We can continue inventing ourselves—piecing together an identity from achievements, opinions, failures, and the shifting mirrors of other people’s expectations. We can keep building and rebuilding, never quite satisfied, never quite whole. This path is familiar. It’s what everyone else seems to be doing.
Or we can stop.
We can acknowledge that perhaps we were never meant to be self-made. That the deepest part of us already knows something our striving has been drowning out. That there is a name written on us that we didn’t choose—because it was given before we drew our first breath.
This isn’t about adding religion to our self-improvement project. This isn’t about becoming a better version of the person we’ve been trying to construct. This is about surrender. This is about remembering.

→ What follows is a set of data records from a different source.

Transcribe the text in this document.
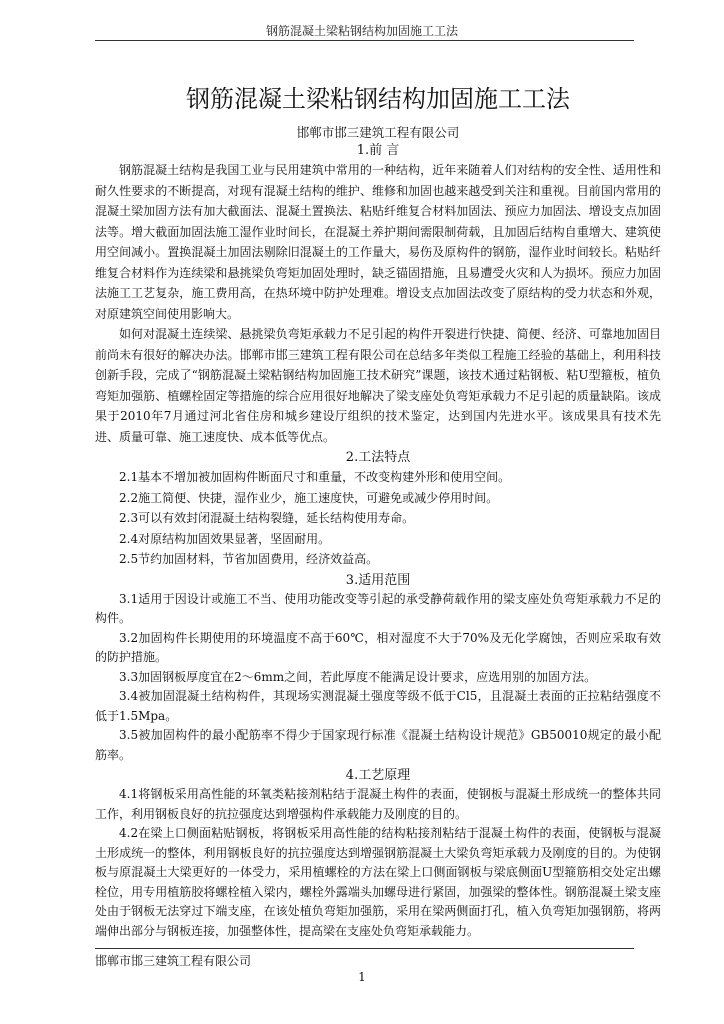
钢筋混凝土梁粘钢结构加固施工工法
钢筋混凝土梁粘钢结构加固施工工法
邯郸市邯三建筑工程有限公司
1.前 言

钢筋混凝土结构是我国工业与民用建筑中常用的一种结构，近年来随着人们对结构的安全性、适用性和耐久性要求的不断提高，对现有混凝土结构的维护、维修和加固也越来越受到关注和重视。目前国内常用的混凝土梁加固方法有加大截面法、混凝土置换法、粘贴纤维复合材料加固法、预应力加固法、增设支点加固法等。增大截面加固法施工湿作业时间长，在混凝土养护期间需限制荷载，且加固后结构自重增大、建筑使用空间减小。置换混凝土加固法剔除旧混凝土的工作量大，易伤及原构件的钢筋，湿作业时间较长。粘贴纤维复合材料作为连续梁和悬挑梁负弯矩加固处理时，缺乏锚固措施，且易遭受火灾和人为损坏。预应力加固法施工工艺复杂，施工费用高，在热环境中防护处理难。增设支点加固法改变了原结构的受力状态和外观，对原建筑空间使用影响大。

如何对混凝土连续梁、悬挑梁负弯矩承载力不足引起的构件开裂进行快捷、简便、经济、可靠地加固目前尚未有很好的解决办法。邯郸市邯三建筑工程有限公司在总结多年类似工程施工经验的基础上，利用科技创新手段，完成了“钢筋混凝土梁粘钢结构加固施工技术研究”课题，该技术通过粘钢板、粘U型箍板，植负弯矩加强筋、植螺栓固定等措施的综合应用很好地解决了梁支座处负弯矩承载力不足引起的质量缺陷。该成果于2010年7月通过河北省住房和城乡建设厅组织的技术鉴定，达到国内先进水平。该成果具有技术先进、质量可靠、施工速度快、成本低等优点。

2.工法特点

2.1基本不增加被加固构件断面尺寸和重量，不改变构建外形和使用空间。

2.2施工简便、快捷，湿作业少，施工速度快，可避免或减少停用时间。

2.3可以有效封闭混凝土结构裂缝，延长结构使用寿命。

2.4对原结构加固效果显著，坚固耐用。

2.5节约加固材料，节省加固费用，经济效益高。

3.适用范围

3.1适用于因设计或施工不当、使用功能改变等引起的承受静荷载作用的梁支座处负弯矩承载力不足的构件。

3.2加固构件长期使用的环境温度不高于60℃，相对湿度不大于70%及无化学腐蚀，否则应采取有效的防护措施。

3.3加固钢板厚度宜在2～6mm之间，若此厚度不能满足设计要求，应选用别的加固方法。

3.4被加固混凝土结构构件，其现场实测混凝土强度等级不低于Cl5，且混凝土表面的正拉粘结强度不低于1.5Mpa。

3.5被加固构件的最小配筋率不得少于国家现行标准《混凝土结构设计规范》GB50010规定的最小配筋率。

4.工艺原理

4.1将钢板采用高性能的环氧类粘接剂粘结于混凝土构件的表面，使钢板与混凝土形成统一的整体共同工作，利用钢板良好的抗拉强度达到增强构件承载能力及刚度的目的。

4.2在梁上口侧面粘贴钢板，将钢板采用高性能的结构粘接剂粘结于混凝土构件的表面，使钢板与混凝土形成统一的整体，利用钢板良好的抗拉强度达到增强钢筋混凝土大梁负弯矩承载力及刚度的目的。为使钢板与原混凝土大梁更好的一体受力，采用植螺栓的方法在梁上口侧面钢板与梁底侧面U型箍筋相交处定出螺栓位，用专用植筋胶将螺栓植入梁内，螺栓外露端头加螺母进行紧固，加强梁的整体性。钢筋混凝土梁支座处由于钢板无法穿过下端支座，在该处植负弯矩加强筋，采用在梁两侧面打孔，植入负弯矩加强钢筋，将两端伸出部分与钢板连接，加强整体性，提高梁在支座处负弯矩承载能力。

邯郸市邯三建筑工程有限公司
1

The God who created us in His image is calling us home—not to who we’ve made ourselves to be, but to who we’ve always been. This journey requires us to let go of the identity we’ve been clutching so tightly. It requires faith that there is something better, something truer, waiting to be uncovered.
The question isn’t whether God will receive us. He already has. He’s been reaching toward us through every yearning for meaning, every hunger for belonging, every moment we’ve felt that something was missing.
The question is: Will we stop inventing and start remembering?
Will we release our grip on self-construction and discover who we were created to be?
The choice has always been ours. It still is.